İşte hayat yine akıp gidiyor

İşte hayat sensiz de yaşanıyor,

Melodisiyle şimdilik sürüyor.

Sonra ver elini ülkemizin tadını çıkaran yabancıların tatil yaptıkları beldelere;tatil köylerine; Aksın içecekler,havuzlar,açık büfe yiyecekler,tenis kortları,safariler,jet skiler,yatlar,kotralar.

Olmaz olmaz demeyin olur fakat,!! ama şükretmeliyiz, o ne olacak peki günah değilmi israf sayılmazmı?.Emekliye,gurebaya sayılır.

 Sarılmalıyız bizlere şefaat edecek şeyhlerin iplerine, saate onbin kere öpmeliyiz elerini sonra çorbalarını içip bize bahşedilen tabiatı bırakmalıyız yabancı ahaliye,faydalanın,hakkınızdır hakkatapan sizlerindir milletimin üstünde tüten bu son ocaklar.

Hal böyleykeeen;

Zamanın birinde padişahın biri vergileri sürekli artırır rahatına bakar bakar keyiflenirmiş, yine canı sıkıldığı bir gûn vezirine vergileri yükseltin diye emir vermiş yükseltmişler.

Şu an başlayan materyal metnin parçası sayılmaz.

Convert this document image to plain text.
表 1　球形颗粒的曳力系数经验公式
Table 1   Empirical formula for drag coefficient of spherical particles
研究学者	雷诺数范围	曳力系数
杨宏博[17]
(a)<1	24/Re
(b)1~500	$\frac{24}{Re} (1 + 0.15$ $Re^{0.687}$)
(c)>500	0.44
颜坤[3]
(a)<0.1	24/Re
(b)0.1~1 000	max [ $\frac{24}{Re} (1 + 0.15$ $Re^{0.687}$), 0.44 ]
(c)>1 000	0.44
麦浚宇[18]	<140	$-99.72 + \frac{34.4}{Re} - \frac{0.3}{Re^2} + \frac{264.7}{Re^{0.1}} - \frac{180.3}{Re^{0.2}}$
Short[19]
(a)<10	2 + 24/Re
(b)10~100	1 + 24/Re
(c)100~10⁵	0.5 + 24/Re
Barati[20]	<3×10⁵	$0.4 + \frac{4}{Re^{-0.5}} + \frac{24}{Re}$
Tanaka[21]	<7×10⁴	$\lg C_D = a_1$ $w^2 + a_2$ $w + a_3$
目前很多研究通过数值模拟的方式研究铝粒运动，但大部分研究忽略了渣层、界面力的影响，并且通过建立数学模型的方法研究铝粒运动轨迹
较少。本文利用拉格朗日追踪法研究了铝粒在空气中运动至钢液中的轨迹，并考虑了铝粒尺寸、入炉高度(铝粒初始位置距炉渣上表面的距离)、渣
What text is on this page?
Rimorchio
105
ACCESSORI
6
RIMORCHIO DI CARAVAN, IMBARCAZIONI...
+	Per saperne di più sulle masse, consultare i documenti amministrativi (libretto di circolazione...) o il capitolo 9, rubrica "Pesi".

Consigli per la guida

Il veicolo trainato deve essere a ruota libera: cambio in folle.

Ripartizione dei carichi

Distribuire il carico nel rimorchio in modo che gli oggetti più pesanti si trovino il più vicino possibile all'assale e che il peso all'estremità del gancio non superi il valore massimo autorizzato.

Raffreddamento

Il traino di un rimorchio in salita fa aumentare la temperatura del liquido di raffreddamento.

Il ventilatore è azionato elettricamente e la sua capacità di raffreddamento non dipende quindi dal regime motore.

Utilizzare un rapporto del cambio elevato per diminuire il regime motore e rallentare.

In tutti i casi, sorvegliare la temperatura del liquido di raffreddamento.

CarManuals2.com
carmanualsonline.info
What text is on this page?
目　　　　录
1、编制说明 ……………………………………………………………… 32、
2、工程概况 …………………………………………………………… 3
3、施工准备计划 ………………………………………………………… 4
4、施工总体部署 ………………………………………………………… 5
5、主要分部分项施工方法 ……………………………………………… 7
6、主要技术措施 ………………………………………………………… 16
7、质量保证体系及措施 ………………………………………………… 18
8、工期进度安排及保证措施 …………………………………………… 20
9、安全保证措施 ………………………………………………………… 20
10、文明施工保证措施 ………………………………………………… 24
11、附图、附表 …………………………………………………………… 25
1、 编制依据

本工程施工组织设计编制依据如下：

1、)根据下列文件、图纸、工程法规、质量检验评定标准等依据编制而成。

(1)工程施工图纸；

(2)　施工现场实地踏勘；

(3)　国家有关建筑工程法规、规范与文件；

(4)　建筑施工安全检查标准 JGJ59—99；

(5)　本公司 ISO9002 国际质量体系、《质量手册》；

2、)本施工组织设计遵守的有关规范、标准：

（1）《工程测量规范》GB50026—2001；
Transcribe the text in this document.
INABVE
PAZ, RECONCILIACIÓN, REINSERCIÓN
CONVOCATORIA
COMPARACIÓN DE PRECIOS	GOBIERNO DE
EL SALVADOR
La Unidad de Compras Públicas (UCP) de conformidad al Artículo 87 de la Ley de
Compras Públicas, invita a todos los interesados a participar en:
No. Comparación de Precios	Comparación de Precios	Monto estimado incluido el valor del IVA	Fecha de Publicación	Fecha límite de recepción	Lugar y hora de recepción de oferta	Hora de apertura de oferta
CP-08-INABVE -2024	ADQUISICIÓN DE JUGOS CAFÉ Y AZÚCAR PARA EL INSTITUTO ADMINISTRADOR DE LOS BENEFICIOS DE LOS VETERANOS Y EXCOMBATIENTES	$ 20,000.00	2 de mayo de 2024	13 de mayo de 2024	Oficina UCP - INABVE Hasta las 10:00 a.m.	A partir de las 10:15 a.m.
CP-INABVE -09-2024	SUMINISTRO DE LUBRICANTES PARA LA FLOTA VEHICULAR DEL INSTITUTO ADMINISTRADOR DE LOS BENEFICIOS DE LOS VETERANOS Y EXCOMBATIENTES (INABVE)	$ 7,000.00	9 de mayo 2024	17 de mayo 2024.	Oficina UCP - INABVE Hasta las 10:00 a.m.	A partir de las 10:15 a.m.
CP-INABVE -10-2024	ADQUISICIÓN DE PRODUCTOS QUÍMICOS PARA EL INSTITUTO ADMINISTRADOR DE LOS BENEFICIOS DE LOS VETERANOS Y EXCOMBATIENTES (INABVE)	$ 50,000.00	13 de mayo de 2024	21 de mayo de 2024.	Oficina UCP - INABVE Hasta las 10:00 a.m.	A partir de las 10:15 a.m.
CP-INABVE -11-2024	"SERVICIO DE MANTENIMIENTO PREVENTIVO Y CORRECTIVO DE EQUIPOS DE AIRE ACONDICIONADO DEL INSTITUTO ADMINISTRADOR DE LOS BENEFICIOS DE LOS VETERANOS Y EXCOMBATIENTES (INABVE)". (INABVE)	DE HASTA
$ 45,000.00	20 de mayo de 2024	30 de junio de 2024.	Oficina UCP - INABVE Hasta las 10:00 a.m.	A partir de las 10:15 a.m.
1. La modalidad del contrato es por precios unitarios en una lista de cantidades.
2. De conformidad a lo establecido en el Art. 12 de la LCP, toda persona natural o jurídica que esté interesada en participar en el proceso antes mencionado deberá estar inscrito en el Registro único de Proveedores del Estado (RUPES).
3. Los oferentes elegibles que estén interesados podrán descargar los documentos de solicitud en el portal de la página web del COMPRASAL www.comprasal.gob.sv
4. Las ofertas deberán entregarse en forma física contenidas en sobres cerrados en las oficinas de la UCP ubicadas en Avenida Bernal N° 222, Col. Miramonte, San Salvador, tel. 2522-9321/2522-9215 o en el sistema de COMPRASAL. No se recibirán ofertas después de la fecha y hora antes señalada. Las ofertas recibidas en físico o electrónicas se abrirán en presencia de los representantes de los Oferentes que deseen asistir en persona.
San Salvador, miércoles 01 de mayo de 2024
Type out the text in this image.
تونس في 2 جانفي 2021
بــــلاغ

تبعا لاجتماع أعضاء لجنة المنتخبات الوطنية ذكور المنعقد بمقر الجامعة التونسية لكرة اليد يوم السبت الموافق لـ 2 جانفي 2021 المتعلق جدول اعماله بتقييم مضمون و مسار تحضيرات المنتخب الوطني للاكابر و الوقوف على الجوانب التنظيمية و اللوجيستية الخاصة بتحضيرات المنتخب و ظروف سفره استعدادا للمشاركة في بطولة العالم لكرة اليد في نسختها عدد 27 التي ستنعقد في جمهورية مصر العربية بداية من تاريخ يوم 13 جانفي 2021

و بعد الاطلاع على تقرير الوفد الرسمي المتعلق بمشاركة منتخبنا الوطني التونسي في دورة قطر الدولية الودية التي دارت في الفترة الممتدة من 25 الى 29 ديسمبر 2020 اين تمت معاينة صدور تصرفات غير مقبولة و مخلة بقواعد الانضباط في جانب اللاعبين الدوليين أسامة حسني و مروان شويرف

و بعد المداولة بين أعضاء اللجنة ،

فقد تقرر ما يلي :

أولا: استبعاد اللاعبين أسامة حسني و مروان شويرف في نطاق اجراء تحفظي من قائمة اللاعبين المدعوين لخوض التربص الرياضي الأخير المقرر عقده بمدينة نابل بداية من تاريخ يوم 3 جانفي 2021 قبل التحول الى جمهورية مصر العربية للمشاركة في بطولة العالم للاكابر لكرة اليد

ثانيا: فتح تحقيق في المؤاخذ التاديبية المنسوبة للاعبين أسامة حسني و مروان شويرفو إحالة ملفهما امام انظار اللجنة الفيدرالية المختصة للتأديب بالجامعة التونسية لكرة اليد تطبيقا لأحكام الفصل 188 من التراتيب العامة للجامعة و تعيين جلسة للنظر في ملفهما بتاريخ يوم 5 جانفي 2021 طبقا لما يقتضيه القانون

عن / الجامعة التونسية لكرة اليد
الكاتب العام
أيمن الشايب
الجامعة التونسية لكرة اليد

Vezire git bak halk nasıl tepki verdi. Vezir padişahım halk çok kızgın. İyi iyi çok güzel. Az bir zaman sonra canı sıkılan padişah

yine vezire vergileri yükselt demiş ve yükseltmişler. Yine git ahalinin ne yaptığına bak diye emretmiş,dönen vezir padişahım insanlar ateş püskürüyor,iyi iyi çok güzel demeyi alışkanlık yapmış,sonra  keyfsiz bir gününde aynı emri yine vermiş.vergiler yükseltilmiş, zorla alınmaya başlanmış,padişah tekrar vezire git bak durumdan beni haberdar et diye emir verince vezir halkın içine karışmış.

Dinlemiş, bakmış ve saraya geri dönmüş,padişah sormuş halk ne durumda,vezir; padişahım bu defa ahali kızgın değildi tam tersine gülüyordu. Herkes oynuyor eğleniyordu.

Hım, insanlar kızmadan vazgeçip gülmeye başladılarsa iş ciddi,tahtım elden gidiyor demektir,koş Vezir koş vergileri indir elini çabuk tut, acele et derken, bizim 7500 dolar iyiye alamet oldu herhalde ki daha şimdilik insanlar gülmüyor, bence sevinçten oynamaya hazır hale geldi,doktorum nerede!! öyle görünüyor.

Bilmiyorum ki, sormayın bana,ahaliye sorun.

Soracak!!

Hiçbirisini bulamadınızsa yarasayı sorguya çekin. Sen mi bizi bu hale soktun.

Har vurup,harman savuran bir devletin,köşeye sıkıştırılmış acı ama verçek halini anlatıyor bu hikaye.